The two most popular tips that are given to people who are trying to be more fiscally responsible are to buy a life insurance policy and to have various streams of income. Though these are great tips that I actually recommend, there are other assurances that can be put into place so one can be fiscally responsible.
If you’ve done a comparison of life insurance policies, including term life vs. accidental death, you may have found that depending on whether or not your life insurance provider includes a stipulation in your life insurance policy, your family may not be able to receive a full pay-out based on how you died.
This reason, among others, is why being fiscally responsible involves more than depending on a single insurance policy to protect your family after your earthly departure.
The most promising way to ensure financial security for yourself and your family (even after you pass) is not only by having multiple streams of income but also having various sources of life insurance.
Alternatively, those “insurances” do not have to be an actual policy with an insurance provider. Investing can actually be used as a form of life insurance.
How to Start Investing
The ultimate goal for investing is to increase your money by buying investments (stocks, bonds, mutual funds, and annuities) and selling them at a higher price. You can purchase stocks, bonds, mutual funds, and annuities through an investment account.

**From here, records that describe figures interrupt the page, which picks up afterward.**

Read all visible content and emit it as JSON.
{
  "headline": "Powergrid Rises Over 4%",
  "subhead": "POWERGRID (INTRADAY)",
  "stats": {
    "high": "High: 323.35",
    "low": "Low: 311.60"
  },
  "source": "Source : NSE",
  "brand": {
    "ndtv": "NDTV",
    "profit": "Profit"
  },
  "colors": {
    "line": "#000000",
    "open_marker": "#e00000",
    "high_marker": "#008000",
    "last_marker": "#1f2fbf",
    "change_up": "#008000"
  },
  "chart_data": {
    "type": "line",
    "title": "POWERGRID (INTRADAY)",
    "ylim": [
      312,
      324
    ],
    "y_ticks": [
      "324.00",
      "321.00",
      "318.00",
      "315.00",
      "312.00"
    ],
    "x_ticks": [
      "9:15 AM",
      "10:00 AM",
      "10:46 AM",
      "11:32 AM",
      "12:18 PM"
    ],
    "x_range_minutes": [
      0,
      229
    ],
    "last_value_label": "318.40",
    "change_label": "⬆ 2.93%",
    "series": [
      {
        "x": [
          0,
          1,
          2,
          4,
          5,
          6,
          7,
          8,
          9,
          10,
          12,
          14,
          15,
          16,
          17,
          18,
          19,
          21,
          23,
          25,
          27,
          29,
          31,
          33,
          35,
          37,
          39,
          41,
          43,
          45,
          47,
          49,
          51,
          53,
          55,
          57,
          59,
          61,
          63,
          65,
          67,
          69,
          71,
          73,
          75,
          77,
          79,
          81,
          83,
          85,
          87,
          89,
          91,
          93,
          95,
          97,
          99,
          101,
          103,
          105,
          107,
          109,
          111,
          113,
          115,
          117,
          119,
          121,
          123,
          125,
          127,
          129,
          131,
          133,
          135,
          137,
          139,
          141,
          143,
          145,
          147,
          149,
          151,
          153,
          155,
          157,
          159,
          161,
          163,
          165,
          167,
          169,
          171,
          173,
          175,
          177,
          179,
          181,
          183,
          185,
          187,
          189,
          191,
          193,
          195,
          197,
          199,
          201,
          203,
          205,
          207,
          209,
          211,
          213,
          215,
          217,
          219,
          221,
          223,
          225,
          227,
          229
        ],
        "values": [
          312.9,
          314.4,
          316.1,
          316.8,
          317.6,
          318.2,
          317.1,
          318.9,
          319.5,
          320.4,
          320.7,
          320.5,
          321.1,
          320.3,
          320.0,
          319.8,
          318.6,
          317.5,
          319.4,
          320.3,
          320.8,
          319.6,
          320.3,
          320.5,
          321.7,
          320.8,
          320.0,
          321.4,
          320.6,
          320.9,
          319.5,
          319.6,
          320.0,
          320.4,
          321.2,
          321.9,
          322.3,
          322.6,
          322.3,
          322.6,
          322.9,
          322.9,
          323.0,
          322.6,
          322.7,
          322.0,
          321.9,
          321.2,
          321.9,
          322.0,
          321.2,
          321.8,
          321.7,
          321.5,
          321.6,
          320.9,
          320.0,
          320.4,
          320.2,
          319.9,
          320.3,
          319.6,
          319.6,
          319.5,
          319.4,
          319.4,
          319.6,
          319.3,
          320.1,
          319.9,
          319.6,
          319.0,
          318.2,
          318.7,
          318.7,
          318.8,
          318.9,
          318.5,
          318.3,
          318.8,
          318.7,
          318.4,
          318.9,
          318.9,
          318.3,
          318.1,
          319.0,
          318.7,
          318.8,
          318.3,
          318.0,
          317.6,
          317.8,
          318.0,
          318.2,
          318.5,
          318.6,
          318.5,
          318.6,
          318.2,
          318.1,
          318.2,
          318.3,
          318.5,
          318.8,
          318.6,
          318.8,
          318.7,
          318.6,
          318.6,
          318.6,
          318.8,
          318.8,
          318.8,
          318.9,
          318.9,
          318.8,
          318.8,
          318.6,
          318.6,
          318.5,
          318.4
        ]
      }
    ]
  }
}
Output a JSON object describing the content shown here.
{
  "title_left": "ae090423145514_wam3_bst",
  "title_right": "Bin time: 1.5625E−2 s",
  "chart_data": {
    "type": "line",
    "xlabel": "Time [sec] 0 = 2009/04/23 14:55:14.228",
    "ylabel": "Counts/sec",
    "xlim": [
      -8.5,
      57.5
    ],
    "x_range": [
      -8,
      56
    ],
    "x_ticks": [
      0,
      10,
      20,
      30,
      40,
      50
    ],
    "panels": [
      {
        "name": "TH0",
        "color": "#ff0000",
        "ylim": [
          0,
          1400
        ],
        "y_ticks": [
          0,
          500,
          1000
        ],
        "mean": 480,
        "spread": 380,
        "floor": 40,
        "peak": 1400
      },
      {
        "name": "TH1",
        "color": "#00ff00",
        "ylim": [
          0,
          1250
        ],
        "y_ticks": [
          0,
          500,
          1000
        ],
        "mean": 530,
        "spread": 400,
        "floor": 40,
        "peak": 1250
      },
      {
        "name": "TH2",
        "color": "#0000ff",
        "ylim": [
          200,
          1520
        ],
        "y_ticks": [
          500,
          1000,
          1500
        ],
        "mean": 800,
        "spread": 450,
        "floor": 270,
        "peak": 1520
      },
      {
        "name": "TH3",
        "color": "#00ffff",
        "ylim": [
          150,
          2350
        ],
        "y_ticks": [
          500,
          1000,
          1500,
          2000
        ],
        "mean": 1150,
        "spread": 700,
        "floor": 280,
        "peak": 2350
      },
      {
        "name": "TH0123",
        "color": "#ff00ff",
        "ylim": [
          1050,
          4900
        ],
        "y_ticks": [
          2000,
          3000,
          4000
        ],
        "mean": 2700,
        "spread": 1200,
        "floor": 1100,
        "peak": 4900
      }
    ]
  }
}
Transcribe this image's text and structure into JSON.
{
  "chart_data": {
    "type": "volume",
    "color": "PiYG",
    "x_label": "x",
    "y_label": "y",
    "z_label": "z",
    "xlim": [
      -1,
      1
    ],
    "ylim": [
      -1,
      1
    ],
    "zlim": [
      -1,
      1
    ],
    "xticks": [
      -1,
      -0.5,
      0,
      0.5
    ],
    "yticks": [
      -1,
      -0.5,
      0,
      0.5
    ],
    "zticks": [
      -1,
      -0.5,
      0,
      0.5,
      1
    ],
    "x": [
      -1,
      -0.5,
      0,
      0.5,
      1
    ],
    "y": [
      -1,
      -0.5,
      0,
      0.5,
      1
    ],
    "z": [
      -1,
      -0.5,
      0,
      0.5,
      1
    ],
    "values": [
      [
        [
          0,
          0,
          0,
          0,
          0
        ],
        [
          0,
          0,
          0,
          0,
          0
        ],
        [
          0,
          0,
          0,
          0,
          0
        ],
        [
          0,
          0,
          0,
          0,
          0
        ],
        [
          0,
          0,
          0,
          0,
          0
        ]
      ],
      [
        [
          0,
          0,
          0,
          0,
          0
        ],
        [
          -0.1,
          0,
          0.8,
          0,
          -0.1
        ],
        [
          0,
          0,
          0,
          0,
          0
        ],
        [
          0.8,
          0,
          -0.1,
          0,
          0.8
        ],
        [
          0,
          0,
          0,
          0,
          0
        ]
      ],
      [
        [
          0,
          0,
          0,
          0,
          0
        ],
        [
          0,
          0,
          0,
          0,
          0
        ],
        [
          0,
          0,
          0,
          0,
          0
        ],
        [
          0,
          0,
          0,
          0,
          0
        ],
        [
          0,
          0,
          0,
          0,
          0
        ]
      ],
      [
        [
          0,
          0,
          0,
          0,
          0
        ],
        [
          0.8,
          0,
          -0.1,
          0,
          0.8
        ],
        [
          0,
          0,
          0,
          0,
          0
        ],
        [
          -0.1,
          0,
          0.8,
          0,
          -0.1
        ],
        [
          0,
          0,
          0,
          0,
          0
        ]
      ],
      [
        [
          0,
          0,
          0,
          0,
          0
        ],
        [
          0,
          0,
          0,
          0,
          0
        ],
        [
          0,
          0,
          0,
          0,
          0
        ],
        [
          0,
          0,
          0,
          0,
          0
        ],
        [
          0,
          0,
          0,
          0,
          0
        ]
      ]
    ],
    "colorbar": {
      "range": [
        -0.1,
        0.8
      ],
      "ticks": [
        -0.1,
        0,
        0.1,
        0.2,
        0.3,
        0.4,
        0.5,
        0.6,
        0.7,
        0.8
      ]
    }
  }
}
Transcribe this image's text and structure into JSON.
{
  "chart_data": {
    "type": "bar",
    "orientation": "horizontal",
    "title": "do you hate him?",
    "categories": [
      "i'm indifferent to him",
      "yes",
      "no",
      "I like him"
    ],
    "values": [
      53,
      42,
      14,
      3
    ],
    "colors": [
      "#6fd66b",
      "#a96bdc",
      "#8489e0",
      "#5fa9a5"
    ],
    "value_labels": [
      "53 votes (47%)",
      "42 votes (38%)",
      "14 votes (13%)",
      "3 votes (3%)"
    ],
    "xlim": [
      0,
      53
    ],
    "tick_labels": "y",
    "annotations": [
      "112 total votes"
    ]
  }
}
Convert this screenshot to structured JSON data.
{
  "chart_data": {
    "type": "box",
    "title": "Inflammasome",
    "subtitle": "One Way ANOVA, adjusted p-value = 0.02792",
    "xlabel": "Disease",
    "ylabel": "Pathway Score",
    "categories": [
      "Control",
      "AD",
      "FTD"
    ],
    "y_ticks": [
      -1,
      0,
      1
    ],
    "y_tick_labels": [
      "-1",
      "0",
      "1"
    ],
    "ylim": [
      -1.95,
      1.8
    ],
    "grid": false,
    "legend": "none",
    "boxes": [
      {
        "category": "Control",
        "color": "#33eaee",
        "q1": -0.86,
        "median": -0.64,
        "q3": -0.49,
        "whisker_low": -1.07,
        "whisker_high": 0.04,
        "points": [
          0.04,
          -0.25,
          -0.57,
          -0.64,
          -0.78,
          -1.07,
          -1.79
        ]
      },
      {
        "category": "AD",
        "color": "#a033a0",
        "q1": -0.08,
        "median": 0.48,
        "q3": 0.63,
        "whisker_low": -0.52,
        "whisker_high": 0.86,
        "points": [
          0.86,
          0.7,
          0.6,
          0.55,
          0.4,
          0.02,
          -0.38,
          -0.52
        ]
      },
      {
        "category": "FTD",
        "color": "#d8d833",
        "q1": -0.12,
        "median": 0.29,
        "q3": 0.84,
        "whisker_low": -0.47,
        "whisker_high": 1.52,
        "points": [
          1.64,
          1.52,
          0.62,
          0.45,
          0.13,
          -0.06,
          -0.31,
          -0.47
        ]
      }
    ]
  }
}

The type of investment account you open depends solely on what your goals are. Some accounts are taxable, and others are not. Some types of accounts may have taxes taken out of the income it earns, while others will not.
Investment books and blogs for beginners can better explain investment accounts, but here is a brief explanation of the general types of investment accounts:
- Employer-Sponsored Retirement Account (401(k), 403(b), or 457 plan) – This is the most common investment account. It allows you to make ongoing payments and invest your savings for potential growth over time. Automatic payroll deductions and tax-deferred savings are usually an option with this type of account.
- Individual Retirement Account (IRA) – This account helps you save for retirement and is not tied to an employer. A traditional IRA offers tax-deferred savings. When you open a Roth IRA, you give using after-tax money.
- Brokerage Account – You can open this account with a stock brokerage or investment firm. People flock to these accounts because you can buy and sell many investment products, which allows for flexibility. However, you will need your broker, or firm, to carry out orders on your behalf despite owning the assets.
- Managed Account – A professional money manager administers these accounts. This allows for a more “hands-off” experience with investing. Your money manager will make decisions about your investment account for you for a fee (usually a percentage of earnings). Their role is to consider your financial needs, goals, risk tolerance, and investable assets to make the best investment decisions.
How to Form a Solid Investment Plan
Depending on which route you took to open an investment account, you may or may not have anyone available to walk you through to arrive at a better understanding of your actual personal finances and how they correlate with your financial goals and needs.
If you do have someone, that is great, but if you do not, you can always better understand how to monitor your personal finances by reading some of the most popular finance books.
Understanding your personal finances is crucial to investing because you need to grasp how much money you have to invest and how much of that money you can risk. There is a vast difference between having extra money and having money that you can risk losing.
If the extra money you have in savings is designated for an emergency, vacation, car, or any other significant family expense, then you do not have money to risk. If you use the 50/30/20 model of financial management, you can see where your money is allocated to.
This model means you will use 50 percent of your funds for necessities, 30 percent for spending money, and 20 percent for savings and investing. Once you have a better idea of what your money is actually like, you can start buying stocks, shares, forex, annuities, etc. without taking from your current savings.
A great place to begin is starting small and finding cheap but good stocks to invest in. If you are unsure how to find affordable and promising stocks to invest in, take a look at Good Stocks Cheap by Kenneth Jeffrey Marshall. This book is “one of the best modern books on investing,” so it is definitely worth the read.
Outside of that, there are three things to keep in mind about investing to start as soon as you can, invest as long as you can, and spread out your investments to diminish the risk of losing money.
Turning Your Investments into Life Insurance
Now that you have a firm comprehension of investing, you can turn your name into a business and leave that business to your surviving family members in your will.
If a small business is incorporated as an S corporation, it can purchase stocks like an individual because there are no legal restrictions. This is similar to an LLC as well. An LLC can buy stocks like an individual because once organized under state law, it can do just as much as a person.
To register as a business (you can use your full name, initials, abbreviation, or a nickname), you will need to reach out to your state to find out what the specific process is. After you register, you should then get federal and state tax IDs. The United States Small Business Administration (SBA) provides step by step instructions on starting a business.
You can follow these steps to create a will:
- Create the initial document. Start by titling the document “Last Will and Testament” and including your full legal name and address.
- Designate an executor
- Appoint a guardian (if needed)
- Name the beneficiaries
- Designate the assets
- Ask witnesses to sign your will (preferably one who is a notary)
- Store your will in a safe place
Once you have created a legal will, you can better rest assured that your family will be taken care of once you pass away. The thought of what happens after you die may seem scary, but using investing as insurance can help take away some of the fear for the future of your loved ones.